The Gross Range test aims to identify data that fall outside either the sensor measurement range or is a statistical outlier. OOI identifies failed/bad data with a threshold value based on the calibration range for a given sensor. We also calculate suspicious/interesting data thresholds as the mean ± 3 standard deviations based on the historical OOI data for the variable at a deployed location. As implemented by OOI, the Gross Range test identifies data that either fall outside of the sensor calibration range, and is thus “bad”, or data that are statistical outliers based on the historic OOI data for that location.
The Climatology Test is a variation on the Gross Range Test, modifying the relevant suspicious/interesting data thresholds for each calendar-month by accounting for seasonal cycles. The OOI time series are short (<8 years) relative to the World Meteorological Organization (WMO) recommended 30-year climatology reference period. To help ensure quality, we calculate seasonal cycles for a given variable using harmonic analysis, a method that is less susceptible to spurious values that can arise either from data gaps, measurement errors or from the presence of real, but anomalous, geophysical conditions in the available record. First, we group the data by calendar-month (e.g. January, February, …, December) and calculate the average for each month. Then, we apply the monthly-averaged-data with a two-cycle (annual plus semiannual) harmonic model. Each harmonic is determined using a least-squares fit – a procedure that minimizes the sum of the squares of the differences between the data points and the curve to be fit. This produces a “climatological” fit for each calendar-month.

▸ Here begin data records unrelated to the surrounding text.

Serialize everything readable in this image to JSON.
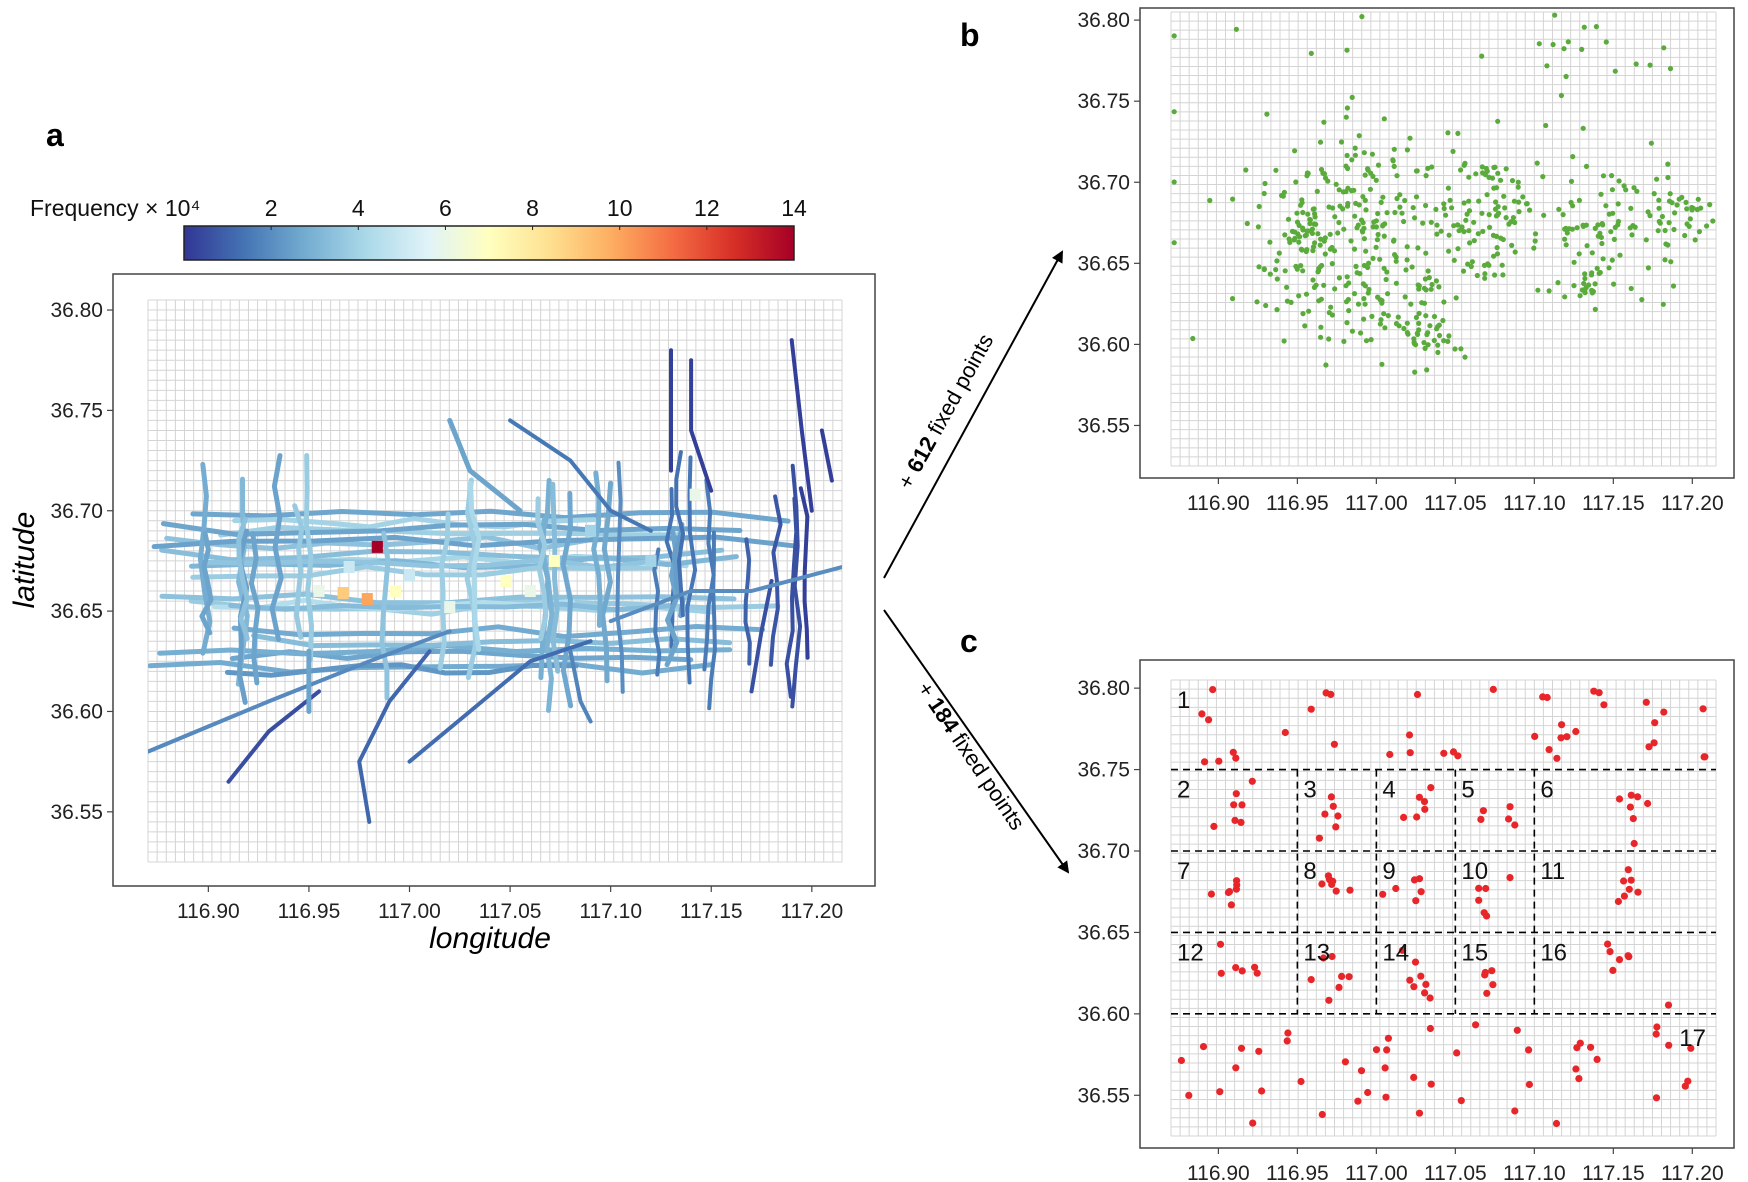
{
  "chart_data": [
    {
      "panel": "a",
      "type": "heatmap",
      "title": "",
      "xlabel": "longitude",
      "ylabel": "latitude",
      "xlim": [
        116.87,
        117.215
      ],
      "ylim": [
        36.525,
        36.805
      ],
      "xticks": [
        "116.90",
        "116.95",
        "117.00",
        "117.05",
        "117.10",
        "117.15",
        "117.20"
      ],
      "yticks": [
        "36.55",
        "36.60",
        "36.65",
        "36.70",
        "36.75",
        "36.80"
      ],
      "grid": true,
      "legend": {
        "title": "Frequency × 10⁴",
        "ticks": [
          "2",
          "4",
          "6",
          "8",
          "10",
          "12",
          "14"
        ],
        "range": [
          0,
          14
        ],
        "colors": [
          "#313695",
          "#4575b4",
          "#74add1",
          "#abd9e9",
          "#e0f3f8",
          "#ffffbf",
          "#fee090",
          "#fdae61",
          "#f46d43",
          "#d73027",
          "#a50026"
        ]
      },
      "hotspots": [
        {
          "lon": 116.984,
          "lat": 36.682,
          "value": 14
        },
        {
          "lon": 116.979,
          "lat": 36.656,
          "value": 10
        },
        {
          "lon": 116.967,
          "lat": 36.659,
          "value": 9
        },
        {
          "lon": 116.993,
          "lat": 36.66,
          "value": 7
        },
        {
          "lon": 116.955,
          "lat": 36.66,
          "value": 6
        },
        {
          "lon": 117.048,
          "lat": 36.665,
          "value": 7
        },
        {
          "lon": 117.06,
          "lat": 36.66,
          "value": 6
        },
        {
          "lon": 117.072,
          "lat": 36.675,
          "value": 7
        },
        {
          "lon": 117.02,
          "lat": 36.652,
          "value": 6
        },
        {
          "lon": 117.142,
          "lat": 36.708,
          "value": 6
        },
        {
          "lon": 116.97,
          "lat": 36.672,
          "value": 5
        },
        {
          "lon": 117.0,
          "lat": 36.668,
          "value": 5
        },
        {
          "lon": 117.12,
          "lat": 36.675,
          "value": 4
        },
        {
          "lon": 117.09,
          "lat": 36.69,
          "value": 4
        }
      ]
    },
    {
      "panel": "b",
      "type": "scatter",
      "title": "",
      "annotation_count": "612",
      "annotation_text": "fixed points",
      "xlim": [
        116.87,
        117.215
      ],
      "ylim": [
        36.525,
        36.805
      ],
      "xticks": [
        "116.90",
        "116.95",
        "117.00",
        "117.05",
        "117.10",
        "117.15",
        "117.20"
      ],
      "yticks": [
        "36.55",
        "36.60",
        "36.65",
        "36.70",
        "36.75",
        "36.80"
      ],
      "point_color": "#5aab3c",
      "clusters": [
        {
          "lon": 116.96,
          "lat": 36.665,
          "sd_lon": 0.022,
          "sd_lat": 0.025,
          "n": 150
        },
        {
          "lon": 117.0,
          "lat": 36.69,
          "sd_lon": 0.018,
          "sd_lat": 0.02,
          "n": 70
        },
        {
          "lon": 117.01,
          "lat": 36.625,
          "sd_lon": 0.018,
          "sd_lat": 0.018,
          "n": 70
        },
        {
          "lon": 117.035,
          "lat": 36.605,
          "sd_lon": 0.01,
          "sd_lat": 0.008,
          "n": 25
        },
        {
          "lon": 117.06,
          "lat": 36.67,
          "sd_lon": 0.02,
          "sd_lat": 0.02,
          "n": 80
        },
        {
          "lon": 117.075,
          "lat": 36.695,
          "sd_lon": 0.01,
          "sd_lat": 0.01,
          "n": 30
        },
        {
          "lon": 117.145,
          "lat": 36.675,
          "sd_lon": 0.025,
          "sd_lat": 0.02,
          "n": 90
        },
        {
          "lon": 117.133,
          "lat": 36.636,
          "sd_lon": 0.006,
          "sd_lat": 0.006,
          "n": 20
        },
        {
          "lon": 117.195,
          "lat": 36.68,
          "sd_lon": 0.01,
          "sd_lat": 0.012,
          "n": 30
        },
        {
          "lon": 117.13,
          "lat": 36.78,
          "sd_lon": 0.03,
          "sd_lat": 0.015,
          "n": 18
        },
        {
          "lon": 116.98,
          "lat": 36.72,
          "sd_lon": 0.06,
          "sd_lat": 0.05,
          "n": 29
        }
      ]
    },
    {
      "panel": "c",
      "type": "scatter",
      "title": "",
      "annotation_count": "184",
      "annotation_text": "fixed points",
      "xlim": [
        116.87,
        117.215
      ],
      "ylim": [
        36.525,
        36.805
      ],
      "xticks": [
        "116.90",
        "116.95",
        "117.00",
        "117.05",
        "117.10",
        "117.15",
        "117.20"
      ],
      "yticks": [
        "36.55",
        "36.60",
        "36.65",
        "36.70",
        "36.75",
        "36.80"
      ],
      "point_color": "#e8262a",
      "region_boundaries_lat": [
        36.75,
        36.7,
        36.65,
        36.6
      ],
      "region_boundaries_lon": [
        116.95,
        117.0,
        117.05,
        117.1
      ],
      "regions": [
        {
          "label": "1",
          "lon0": 116.87,
          "lon1": 117.215,
          "lat0": 36.75,
          "lat1": 36.805,
          "n": 40
        },
        {
          "label": "2",
          "lon0": 116.87,
          "lon1": 116.95,
          "lat0": 36.7,
          "lat1": 36.75,
          "n": 7
        },
        {
          "label": "3",
          "lon0": 116.95,
          "lon1": 117.0,
          "lat0": 36.7,
          "lat1": 36.75,
          "n": 6
        },
        {
          "label": "4",
          "lon0": 117.0,
          "lon1": 117.05,
          "lat0": 36.7,
          "lat1": 36.75,
          "n": 6
        },
        {
          "label": "5",
          "lon0": 117.05,
          "lon1": 117.1,
          "lat0": 36.7,
          "lat1": 36.75,
          "n": 5
        },
        {
          "label": "6",
          "lon0": 117.1,
          "lon1": 117.215,
          "lat0": 36.7,
          "lat1": 36.75,
          "n": 7
        },
        {
          "label": "7",
          "lon0": 116.87,
          "lon1": 116.95,
          "lat0": 36.65,
          "lat1": 36.7,
          "n": 7
        },
        {
          "label": "8",
          "lon0": 116.95,
          "lon1": 117.0,
          "lat0": 36.65,
          "lat1": 36.7,
          "n": 7
        },
        {
          "label": "9",
          "lon0": 117.0,
          "lon1": 117.05,
          "lat0": 36.65,
          "lat1": 36.7,
          "n": 6
        },
        {
          "label": "10",
          "lon0": 117.05,
          "lon1": 117.1,
          "lat0": 36.65,
          "lat1": 36.7,
          "n": 6
        },
        {
          "label": "11",
          "lon0": 117.1,
          "lon1": 117.215,
          "lat0": 36.65,
          "lat1": 36.7,
          "n": 7
        },
        {
          "label": "12",
          "lon0": 116.87,
          "lon1": 116.95,
          "lat0": 36.6,
          "lat1": 36.65,
          "n": 6
        },
        {
          "label": "13",
          "lon0": 116.95,
          "lon1": 117.0,
          "lat0": 36.6,
          "lat1": 36.65,
          "n": 7
        },
        {
          "label": "14",
          "lon0": 117.0,
          "lon1": 117.05,
          "lat0": 36.6,
          "lat1": 36.65,
          "n": 8
        },
        {
          "label": "15",
          "lon0": 117.05,
          "lon1": 117.1,
          "lat0": 36.6,
          "lat1": 36.65,
          "n": 5
        },
        {
          "label": "16",
          "lon0": 117.1,
          "lon1": 117.215,
          "lat0": 36.6,
          "lat1": 36.65,
          "n": 7
        },
        {
          "label": "17",
          "lon0": 116.87,
          "lon1": 117.215,
          "lat0": 36.525,
          "lat1": 36.6,
          "n": 47
        }
      ]
    }
  ]
}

Next, we calculate the standard deviation for each calendar-month from the grouped observations for the month. The thresholds for suspicious/interesting data are set as the climatological-fit ± 3 standard deviations. Occasionally, data gaps may mean that there are no historical observations for a given calendar-month. In these instances, we linearly interpolate the threshold from the nearest months. For sensors mounted on profiler moorings or vehicles, we first divide the data into subsets using standardized depth bins to account for differences in seasonality and variability at different depths in the water column. The resulting test identifies data that fall outside of typical seasonal variability determined from the historic OOI data for that location.